Dilantin for examples is one of channel blocker and it does not appear to be effective, although it blocks the early seizures, does not appear to be effective as an anti-epileptogenic agent. I would say that although not every sort of general blocker has been tested, more likely we are going to need alternate strategies to come up with a truly anti-epileptogenic compound. Those alternate strategies are going to have to rely on things like blocking inflammation or promoting repair of the blood brain barrier, or perhaps promoting integrity of the external pathways that become disconnected. I’m personally not that hopeful that just because a drug is anti-epileptic, that it will be anti-epileptogenic. I think the data we have so far seems to indicate that it’s not the case.
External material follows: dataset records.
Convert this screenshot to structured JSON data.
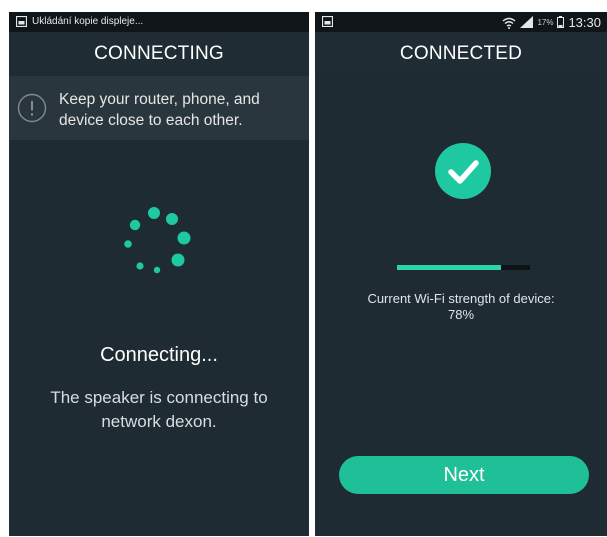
{
  "left_screen": {
    "status_bar": {
      "notification_text": "Ukládání kopie displeje...",
      "icon": "screenshot-icon"
    },
    "title": "CONNECTING",
    "tip": {
      "icon": "info-exclamation-icon",
      "text": "Keep your router, phone, and device close to each other."
    },
    "spinner_icon": "loading-spinner-icon",
    "status_title": "Connecting...",
    "status_description": "The speaker is connecting to network dexon."
  },
  "right_screen": {
    "status_bar": {
      "icon": "screenshot-icon",
      "battery_percent": "17%",
      "time": "13:30",
      "wifi_icon": "wifi-icon",
      "signal_icon": "signal-icon",
      "battery_icon": "battery-icon"
    },
    "title": "CONNECTED",
    "success_icon": "checkmark-icon",
    "wifi_strength": {
      "label": "Current Wi-Fi strength of device:",
      "value_text": "78%",
      "value_fraction": 0.78
    },
    "next_button_label": "Next"
  },
  "colors": {
    "accent": "#1ec8a0",
    "background": "#1e2b33",
    "tip_background": "#2a363d",
    "status_bar": "#0f1519"
  }
}
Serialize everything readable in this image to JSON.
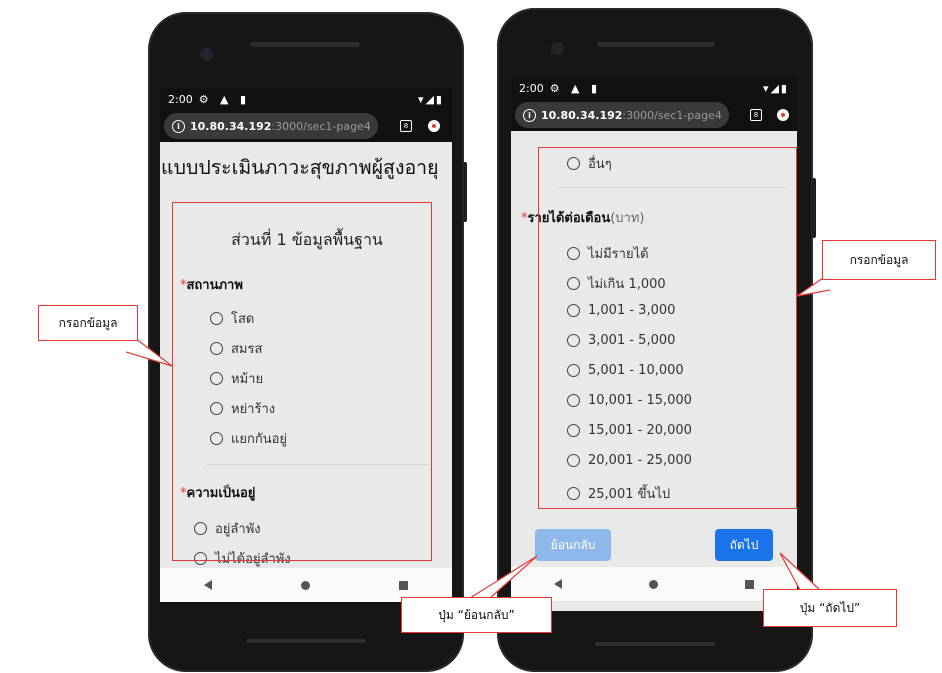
{
  "left_phone": {
    "status": {
      "time": "2:00",
      "icons": "⚙ ▲ ▮",
      "right": "▾◢▮"
    },
    "url": {
      "host": "10.80.34.192",
      "path": ":3000/sec1-page4"
    },
    "page_heading": "แบบประเมินภาวะสุขภาพผู้สูงอายุ",
    "section_title": "ส่วนที่ 1 ข้อมูลพื้นฐาน",
    "q_marital": {
      "required_mark": "*",
      "label": "สถานภาพ",
      "options": [
        "โสด",
        "สมรส",
        "หม้าย",
        "หย่าร้าง",
        "แยกกันอยู่"
      ]
    },
    "q_living": {
      "required_mark": "*",
      "label": "ความเป็นอยู่",
      "options": [
        "อยู่ลำพัง",
        "ไม่ได้อยู่ลำพัง"
      ]
    }
  },
  "right_phone": {
    "status": {
      "time": "2:00",
      "icons": "⚙ ▲ ▮",
      "right": "▾◢▮"
    },
    "url": {
      "host": "10.80.34.192",
      "path": ":3000/sec1-page4"
    },
    "prev_option": "อื่นๆ",
    "q_income": {
      "required_mark": "*",
      "label": "รายได้ต่อเดือน",
      "unit": "(บาท)",
      "options": [
        "ไม่มีรายได้",
        "ไม่เกิน 1,000",
        "1,001 - 3,000",
        "3,001 - 5,000",
        "5,001 - 10,000",
        "10,001 - 15,000",
        "15,001 - 20,000",
        "20,001 - 25,000",
        "25,001 ขึ้นไป"
      ]
    },
    "back_button": "ย้อนกลับ",
    "next_button": "ถัดไป"
  },
  "annotations": {
    "fill_left": "กรอกข้อมูล",
    "fill_right": "กรอกข้อมูล",
    "back_note": "ปุ่ม “ย้อนกลับ”",
    "next_note": "ปุ่ม “ถัดไป”"
  },
  "colors": {
    "annotation_red": "#e53935",
    "primary_button": "#1a73e8",
    "disabled_button": "#8fb8ea"
  }
}
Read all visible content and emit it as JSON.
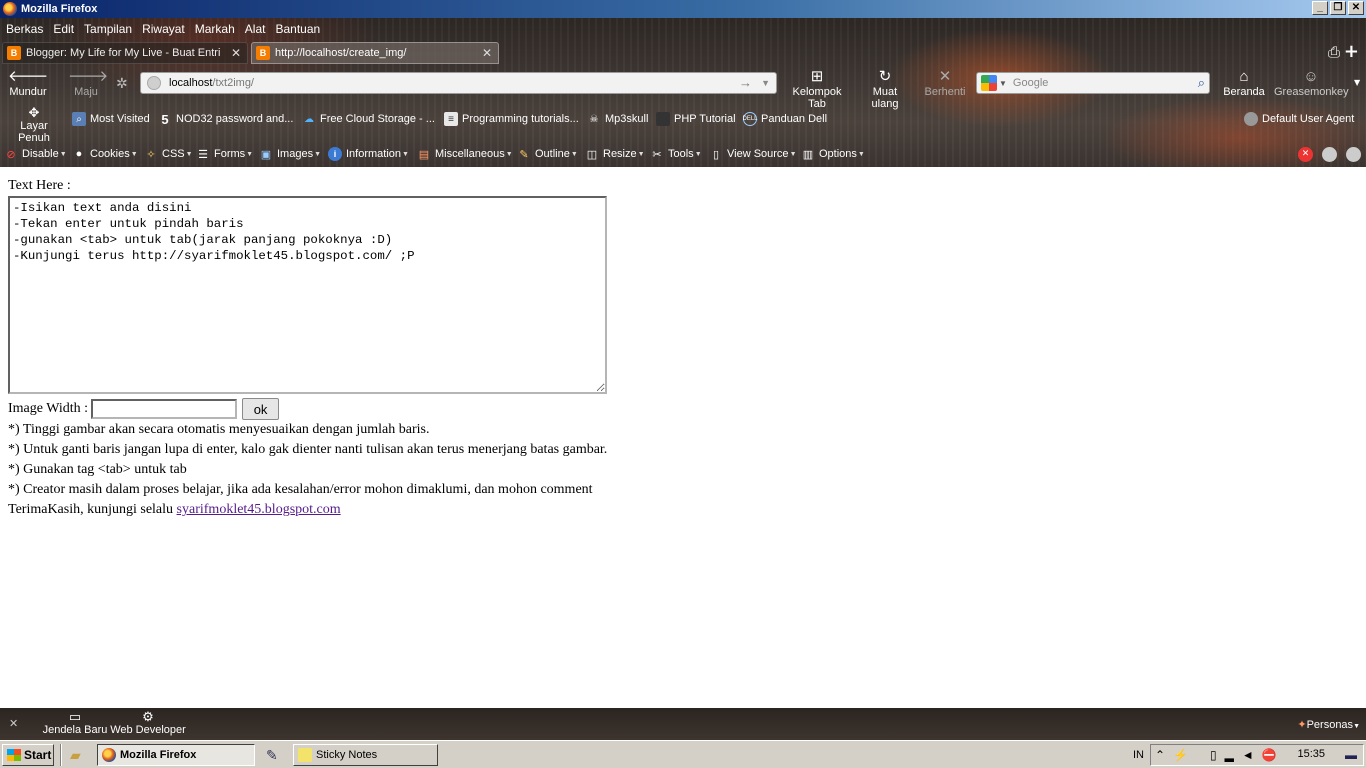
{
  "window": {
    "title": "Mozilla Firefox",
    "controls": [
      "_",
      "❐",
      "✕"
    ]
  },
  "menu": [
    "Berkas",
    "Edit",
    "Tampilan",
    "Riwayat",
    "Markah",
    "Alat",
    "Bantuan"
  ],
  "tabs": [
    {
      "title": "Blogger: My Life for My Live - Buat Entri",
      "icon": "blogger-icon",
      "active": false
    },
    {
      "title": "http://localhost/create_img/",
      "icon": "blogger-icon",
      "active": true
    }
  ],
  "nav": {
    "back": "Mundur",
    "forward": "Maju",
    "url_host": "localhost",
    "url_path": "/txt2img/",
    "group_tabs": "Kelompok Tab",
    "reload": "Muat ulang",
    "stop": "Berhenti",
    "search_placeholder": "Google",
    "home": "Beranda",
    "greasemonkey": "Greasemonkey"
  },
  "bookmarks": {
    "fullscreen": "Layar Penuh",
    "items": [
      "Most Visited",
      "NOD32 password and...",
      "Free Cloud Storage - ...",
      "Programming tutorials...",
      "Mp3skull",
      "PHP Tutorial",
      "Panduan Dell"
    ],
    "user_agent": "Default User Agent"
  },
  "devbar": [
    "Disable",
    "Cookies",
    "CSS",
    "Forms",
    "Images",
    "Information",
    "Miscellaneous",
    "Outline",
    "Resize",
    "Tools",
    "View Source",
    "Options"
  ],
  "page": {
    "text_label": "Text Here :",
    "textarea_value": "-Isikan text anda disini\n-Tekan enter untuk pindah baris\n-gunakan <tab> untuk tab(jarak panjang pokoknya :D)\n-Kunjungi terus http://syarifmoklet45.blogspot.com/ ;P",
    "width_label": "Image Width :",
    "width_value": "",
    "ok_label": "ok",
    "notes": [
      "*) Tinggi gambar akan secara otomatis menyesuaikan dengan jumlah baris.",
      "*) Untuk ganti baris jangan lupa di enter, kalo gak dienter nanti tulisan akan terus menerjang batas gambar.",
      "*) Gunakan tag <tab> untuk tab",
      "*) Creator masih dalam proses belajar, jika ada kesalahan/error mohon dimaklumi, dan mohon comment"
    ],
    "thanks_prefix": "TerimaKasih, kunjungi selalu ",
    "thanks_link": "syarifmoklet45.blogspot.com"
  },
  "addon_bar": {
    "new_window": "Jendela Baru",
    "web_developer": "Web Developer",
    "personas": "Personas"
  },
  "taskbar": {
    "start": "Start",
    "tasks": [
      "Mozilla Firefox",
      "Sticky Notes"
    ],
    "language": "IN",
    "clock": "15:35"
  }
}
Are there any specific group of neurons implicated in post-traumatic epilepsy?

I think that there’s not any one specific group. I think that depends a lot on the location. I think what tends to happen is that when you have a brain injury, many neurons are lost and are damaged, and then the neurons that remain attempt to rewire in order to repair the function of the circuit. But that rewiring is sometimes not perfect and that’s how an epileptic circuit presents itself. So, it appears to be mostly the neurons that are relatively resilient to injury that may be responsible.

Again, I think it’s a two-edge sword. You would not want to prevent epileptogenesis with a strategy that also prevents the repair and recovery. We would have to be a lot more precise and a lot more clever to come up with strategies that prevent the aberrant synaptic plasticity while allowing the functional or the positive synaptic plasticity to persist.

Can seizure type after a traumatic brain injury be a basis for predicting the risk of recurrence?

I don’t think we know the answer to that yet, right? I think what very frequently happens that it often takes a while for the diagnosis of post-traumatic epilepsy to be made. When we talk to patients who have developed epilepsy after a brain injury in reality, they often have subtle behavioral problems or subtle memory problems that proceed the development of clinically apparent seizures. In retrospect, those were probably very small, very focal seizures that were occurring before the clinically apparent seizures presented themselves. So, I think the answer is that we’re going to need strategies that allow the diagnosis of post-traumatic seizures very early on in many cases before it’s very clinically apparent in order to develop effective therapies.

Are you hopeful about the near term future for patients with TBI?

I’ve been working in this field for about 25 years and we have had great progress. On the other hand, when I started working on it, I certainly would have hoped that we would have been further ahead by now. So, I have long accepted and I’ve told my wife and children this that optimism is one of my personality flaws. So, I do believe that we will develop some effective anti-epileptogenic therapies before I retire, right? Obviously, that’s only a belief in terms of having very solid therapies.

I do know that the amount of research in this field has skyrocketed over the last several years. This is mainly through the support of the Department of Defense, but also through the CURE Foundation and many others. We now have much better animal models. We have much better understanding of what’s going on at a cellular molecular level. We have much better biomarkers, be the imaging biomarkers or molecular biomarkers. So, I do think we have the tools in place, and we certainly have some strategies that appear to be successful in animal models. Obviously, translating those into humans is not necessarily an easy or even a linear proposition. But I am an optimist, and I think the answer is that we will have something in the next 10 to 15 years or so.